|Summary:||Logen writes what he feels down|
|Royal Suite Three Darfield Castle|
|Should you enter the room at day, you will immediately notice the sunlight entering the room at every angle. The wall to the west is a wall of glass, towering windows reaching to the ceiling and overlooking The Great Sea. The wall curves at the top, resulting in an arched ceiling, thick oak slabs crossing the ceiling at the base of the arch. A grand piano is before the window, a scattering of sheet music along the top. The floor is a thick lush carpet, the color of red wine. The middle of the room holds a cushy divan and love seat, facing one another. Large overstuffed cream colored chairs rest by a fireplace, along with a matching couch, and a low table in the center. On the center of the table is a vase, with fresh lillies resting in a bouquet. A bookcase is on either side of the fireplace, each containing a large collection. The walls hold various paintings of country scenes and horses, with a large painting over the fireplace, a scene of royal hunters on the move, painted by none other than Valous the Great. By the door to the hall is a beautiful and highly detailed grandfather clock, which chimes every hour.|
|Alasair 27, 229|
I come home but a grim ghost of who went off to war. But home no longer exists. That world shattered like a mirror the first time I was slashed at. The splintering glass of everything I knew fell at my feet, revealing what was standing behind the mirror – grinning Death – and I am face to face, nose to nose with it.

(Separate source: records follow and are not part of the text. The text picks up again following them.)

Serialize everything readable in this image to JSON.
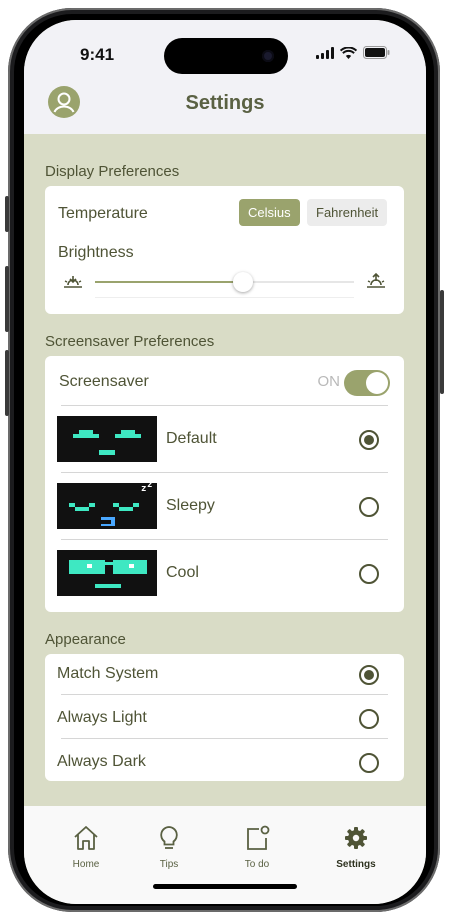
{
  "status_bar": {
    "time": "9:41"
  },
  "header": {
    "title": "Settings"
  },
  "display": {
    "section_label": "Display Preferences",
    "temperature_label": "Temperature",
    "unit_options": [
      "Celsius",
      "Fahrenheit"
    ],
    "selected_unit": "Celsius",
    "brightness_label": "Brightness",
    "brightness_level_percent": 57
  },
  "screensaver": {
    "section_label": "Screensaver Preferences",
    "toggle_label": "Screensaver",
    "toggle_state": "ON",
    "options": [
      {
        "label": "Default",
        "selected": true
      },
      {
        "label": "Sleepy",
        "selected": false
      },
      {
        "label": "Cool",
        "selected": false
      }
    ]
  },
  "appearance": {
    "section_label": "Appearance",
    "options": [
      {
        "label": "Match System",
        "selected": true
      },
      {
        "label": "Always Light",
        "selected": false
      },
      {
        "label": "Always Dark",
        "selected": false
      }
    ]
  },
  "tabbar": {
    "tabs": [
      {
        "label": "Home",
        "icon": "home-icon",
        "active": false
      },
      {
        "label": "Tips",
        "icon": "lightbulb-icon",
        "active": false
      },
      {
        "label": "To do",
        "icon": "todo-icon",
        "active": false
      },
      {
        "label": "Settings",
        "icon": "gear-icon",
        "active": true
      }
    ]
  },
  "colors": {
    "accent": "#9aa36d",
    "background": "#d9dcc6",
    "text": "#4f5436",
    "screensaver_pixel": "#3ee8c2"
  }
}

The shock was so great that the boy I was died of fright. He was replaced by a stranger who slipped into my body, a man from the warrior’s world. In that savage place I gave my word of honor to dance with Death instead of running away from it. This suicidal waltz is known as: “Doing my duty.”
I did my duty, survived the dance, and returned home but not all of me came back to the noble world. My heart and mind are still in the Warrior’s World, as far away from the noble world as Cri. They will always be in the warrior’s world. They will never leave, they are buried there. In that far off hallowed home of honor, life is about keeping your word.
The brutal truth is that earning honor in the white-hot forge of combat hammered the soft noble into a hardened Warrior accustomed to dancing the suicidal “Doing your duty” waltz with Death. This unspeakable, indescribable, life changing experience picked me up like a whirlwind and hurled me so far away that when I came back I feel like a stranger in my own home, a visitor from another world, alone in a crowd of those I once knew.
Earning honor in war changed who I was. The furnace of battle burned away impurities encrusting my soul. The combat hammered me into a purified, hardened warrior willing to die rather than break my word – my honor.